I bet you all have some useless Islamic geometry tools in your drawer that just make sense. Maybe something that is not even a proper tool used for Islamic art, but you find it useful as it makes your practice easier.
If you do, let me know in the comments below because I’m a total nerd about tools, and I can’t get enough of them.
In the meantime, here are my useless Islamic geometry tools that just make sense.
Disclaimer: When I say “useless”, I don’t mean it has no sense or purpose. Rather, I mean something that is not essential to the practice of Islamic geometry, sometimes it’s even “demonised” as being for the “lazy ones”, yet we all want to have it. Something you don’t need but it would be so great to have.
This is my latest obsession, and it’s been on my list for a while. The dotting pen (together with the proportional divider) is the tool I miss to complete my collection of geometry tools.
You might have come across the snail-shaped one already, but lately, I’ve found out that a pen version exists too (heart-shaped eyes emojis).
Do I need a dotting pen? No.
Do I want it? Absolutely yes.
Picture me daydreaming about pattern constructions elegantly drawn with graphic pens and dotted lines (that’s me now).
WARNING: the videos are very addictive and can cause an immediate need to buy these tools.
The copy pricker is a needle with a handle (see picture below).
Usually, it’s used to poke holes in the paper when bookbinding. In Islamic geometry, it is used to poke holes during the construction of a pattern, so that:
- We can easily point the compass to the exact intersection, for maximum accuracy.

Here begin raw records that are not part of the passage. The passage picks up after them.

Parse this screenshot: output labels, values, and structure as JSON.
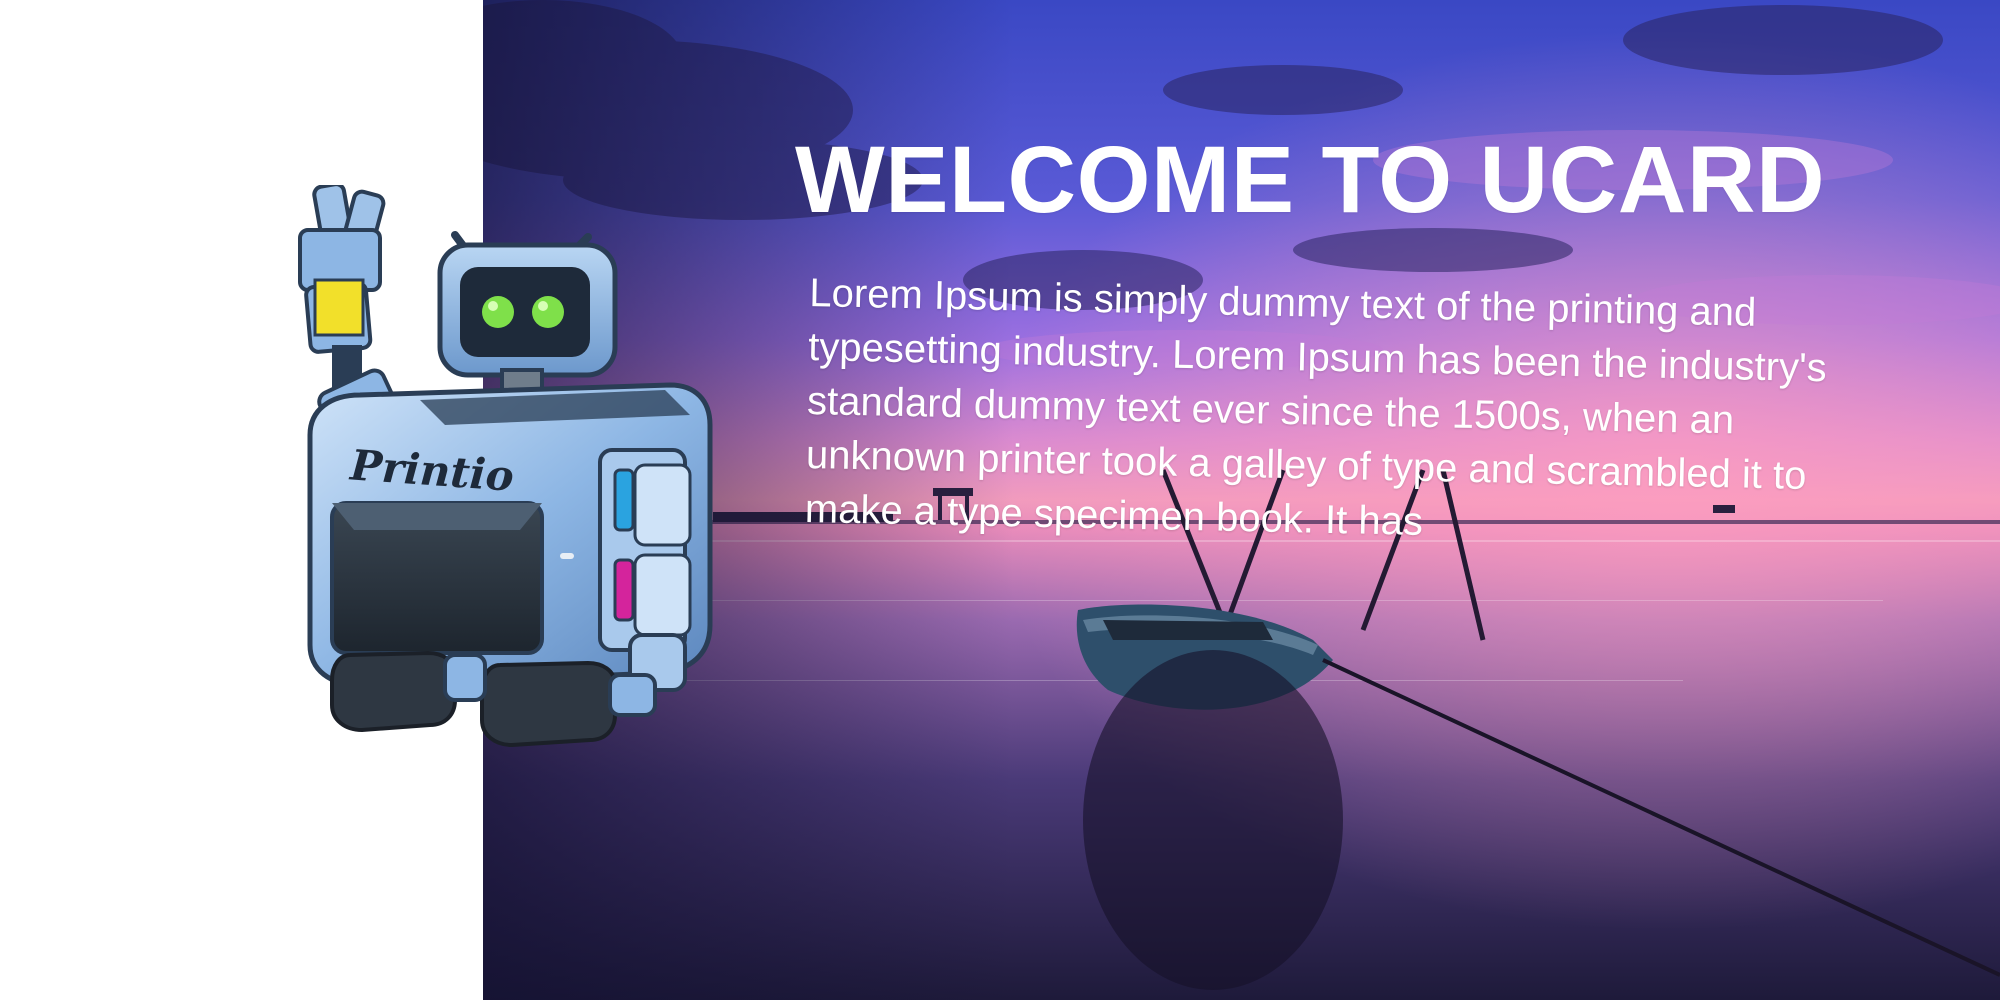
{
  "hero": {
    "title": "WELCOME TO UCARD",
    "body": "Lorem Ipsum is simply dummy text of the printing and typesetting industry. Lorem Ipsum has been the industry's standard dummy text ever since the 1500s, when an unknown printer took a galley of type and scrambled it to make a type specimen book. It has"
  },
  "mascot": {
    "logo_text": "Printio",
    "icon": "printer-robot-icon"
  },
  "colors": {
    "sky_top": "#3b4fc9",
    "sky_mid": "#a56fe0",
    "horizon": "#f08fb8",
    "water_dark": "#1e1a3a",
    "robot_body": "#8fb8e6",
    "robot_eyes": "#7fe04a",
    "ink_yellow": "#f2e02a"
  }
}
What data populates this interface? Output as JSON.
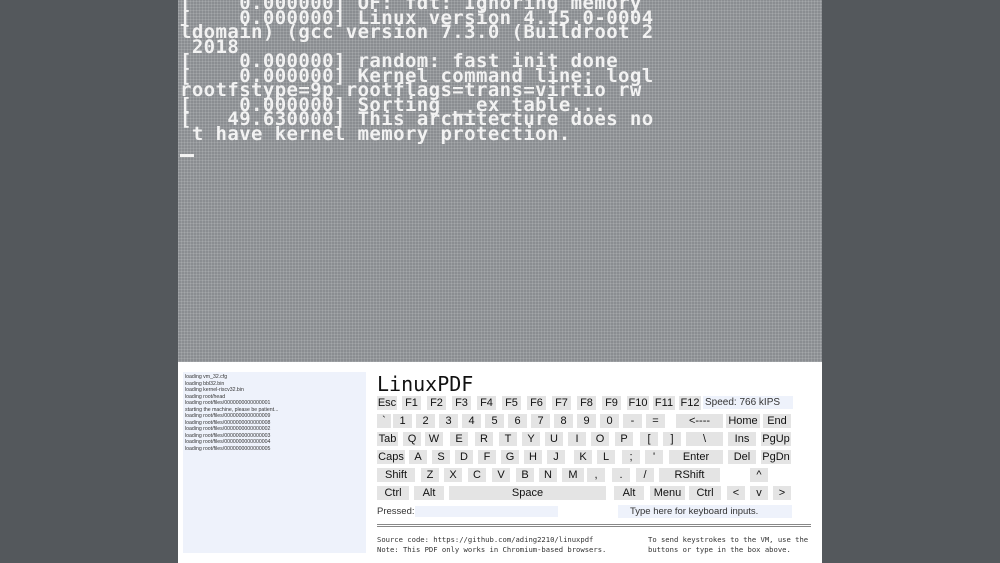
{
  "terminal": {
    "lines": [
      "[    0.000000] OF: fdt: Ignoring memory",
      "[    0.000000] Linux version 4.15.0-0004",
      "ldomain) (gcc version 7.3.0 (Buildroot 2",
      " 2018",
      "[    0.000000] random: fast init done",
      "[    0.000000] Kernel command line: logl",
      "rootfstype=9p rootflags=trans=virtio rw",
      "[    0.000000] Sorting __ex_table...",
      "[   49.630000] This architecture does no",
      " t have kernel memory protection."
    ]
  },
  "log": [
    "loading vm_32.cfg",
    "loading bbl32.bin",
    "loading kernel-riscv32.bin",
    "loading root/head",
    "loading root/files/0000000000000001",
    "starting the machine, please be patient...",
    "loading root/files/0000000000000009",
    "loading root/files/0000000000000008",
    "loading root/files/0000000000000002",
    "loading root/files/0000000000000003",
    "loading root/files/0000000000000004",
    "loading root/files/0000000000000005"
  ],
  "app_title": "LinuxPDF",
  "speed": "Speed: 766 kIPS",
  "keys": {
    "esc": "Esc",
    "f1": "F1",
    "f2": "F2",
    "f3": "F3",
    "f4": "F4",
    "f5": "F5",
    "f6": "F6",
    "f7": "F7",
    "f8": "F8",
    "f9": "F9",
    "f10": "F10",
    "f11": "F11",
    "f12": "F12",
    "backtick": "`",
    "d1": "1",
    "d2": "2",
    "d3": "3",
    "d4": "4",
    "d5": "5",
    "d6": "6",
    "d7": "7",
    "d8": "8",
    "d9": "9",
    "d0": "0",
    "minus": "-",
    "equals": "=",
    "backspace": "<----",
    "home": "Home",
    "end": "End",
    "tab": "Tab",
    "q": "Q",
    "w": "W",
    "e": "E",
    "r": "R",
    "t": "T",
    "y": "Y",
    "u": "U",
    "i": "I",
    "o": "O",
    "p": "P",
    "lbracket": "[",
    "rbracket": "]",
    "backslash": "\\",
    "ins": "Ins",
    "pgup": "PgUp",
    "caps": "Caps",
    "a": "A",
    "s": "S",
    "d": "D",
    "f": "F",
    "g": "G",
    "h": "H",
    "j": "J",
    "k": "K",
    "l": "L",
    "semicolon": ";",
    "quote": "'",
    "enter": "Enter",
    "del": "Del",
    "pgdn": "PgDn",
    "shift": "Shift",
    "z": "Z",
    "x": "X",
    "c": "C",
    "v": "V",
    "b": "B",
    "n": "N",
    "m": "M",
    "comma": ",",
    "period": ".",
    "slash": "/",
    "rshift": "RShift",
    "up": "^",
    "ctrl": "Ctrl",
    "alt": "Alt",
    "space": "Space",
    "ralt": "Alt",
    "menu": "Menu",
    "rctrl": "Ctrl",
    "left": "<",
    "down": "v",
    "right": ">"
  },
  "pressed_label": "Pressed:",
  "input_placeholder": "Type here for keyboard inputs.",
  "footer": {
    "source": "Source code: https://github.com/ading2210/linuxpdf",
    "note": "Note: This PDF only works in Chromium-based browsers.",
    "tip1": "To send keystrokes to the VM, use the",
    "tip2": "buttons or type in the box above."
  }
}
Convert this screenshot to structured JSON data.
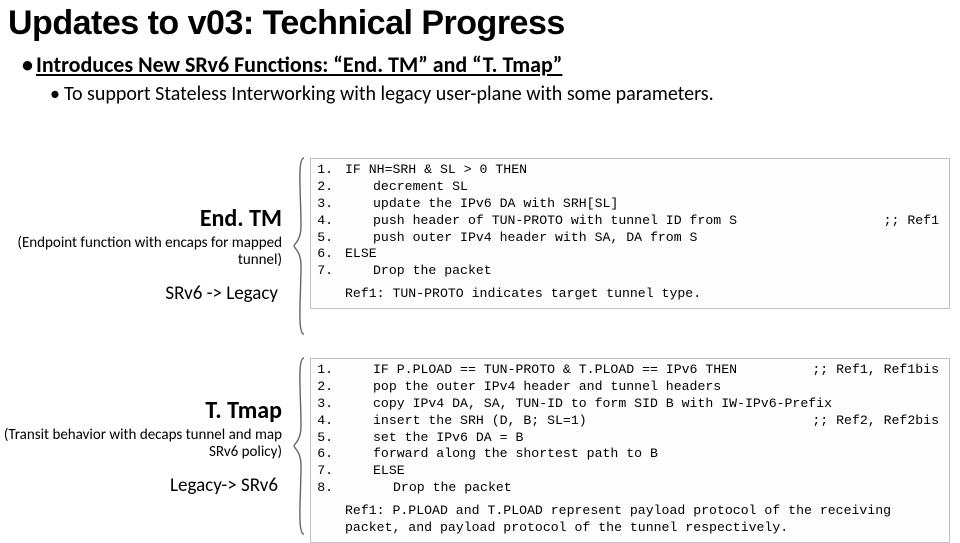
{
  "title": "Updates to v03: Technical Progress",
  "bullet1": "Introduces New SRv6 Functions:  “End. TM” and “T. Tmap”",
  "bullet2": "To support Stateless Interworking with legacy user-plane with some parameters.",
  "endtm": {
    "name": "End. TM",
    "desc": "(Endpoint function with encaps for mapped tunnel)",
    "dir": "SRv6 -> Legacy",
    "code": {
      "l1": "IF NH=SRH & SL > 0 THEN",
      "l2": "decrement SL",
      "l3": "update the IPv6 DA with SRH[SL]",
      "l4": "push header of TUN-PROTO with tunnel ID from S",
      "l4r": ";; Ref1",
      "l5": "push outer IPv4 header with SA, DA from S",
      "l6": "ELSE",
      "l7": "Drop the packet",
      "ref": "Ref1: TUN-PROTO indicates target tunnel type."
    }
  },
  "ttmap": {
    "name": "T. Tmap",
    "desc": "(Transit behavior with decaps tunnel and map SRv6 policy)",
    "dir": "Legacy-> SRv6",
    "code": {
      "l1": "IF P.PLOAD == TUN-PROTO & T.PLOAD == IPv6 THEN",
      "l1r": ";; Ref1, Ref1bis",
      "l2": "pop the outer IPv4 header and tunnel headers",
      "l3": "copy IPv4 DA, SA, TUN-ID to form SID B with IW-IPv6-Prefix",
      "l4": "insert the SRH (D, B; SL=1)",
      "l4r": ";; Ref2, Ref2bis",
      "l5": "set the IPv6 DA = B",
      "l6": "forward along the shortest path to B",
      "l7": "ELSE",
      "l8": "Drop the packet",
      "ref": "Ref1: P.PLOAD and T.PLOAD represent payload protocol of the receiving packet, and payload protocol of the tunnel respectively."
    }
  }
}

- We can feel the hole with the tip of our pencil when connecting two points so that our drawings are always neat and accurate.
The one I have is from Haff, and it comes with a small magnifying glass that makes poking holes easier.
Again, do we need this tool? No.
You can use the steel point of your compass or divider, or not use anything at all. But the mini magnifying glass is so cute that I couldn’t resist it.
By the way, the divider can be considered one of the “useless Islamic geometry tools that just make sense” as well. Its use is similar to the copy pricker, and it allows you to poke holes instead of leaving graphite marks so that your drawing looks elegant all the time.
CROSS HATCHING MACHINE
I discovered this tool like 2 minutes ago, and it’s officially on my “shut up and take my money” list.
Have you watched them? Am I right, or am I right?
I haven’t used it yet, but I envision myself using it to draw the channels of a woven pattern. It would make life so much easier, in my opinion.
I didn’t know this was the name of this tool until Miek shared it with me. I guess we learn something new every day.
This is a two-in-one tool that is a set square with a protractor.
Am I the only one labelling this type of tool a “lazy tool”? I mean, it’s easy to use a protractor to divide a circle into equal parts. Try to do that with a compass and ruler. Yeah, I know, I’m being self-righteous here.
If you already know how to divide a circle into equal parts (and if you don’t I highly recommend you download this freebie) there is nothing wrong with wanting to make your life easier by bypassing some steps. And the set square can help you check if your lines are perpendicular or not.
Again, is it an essential tool? Nope, but it’s good to have it at hand. It’s not even expensive.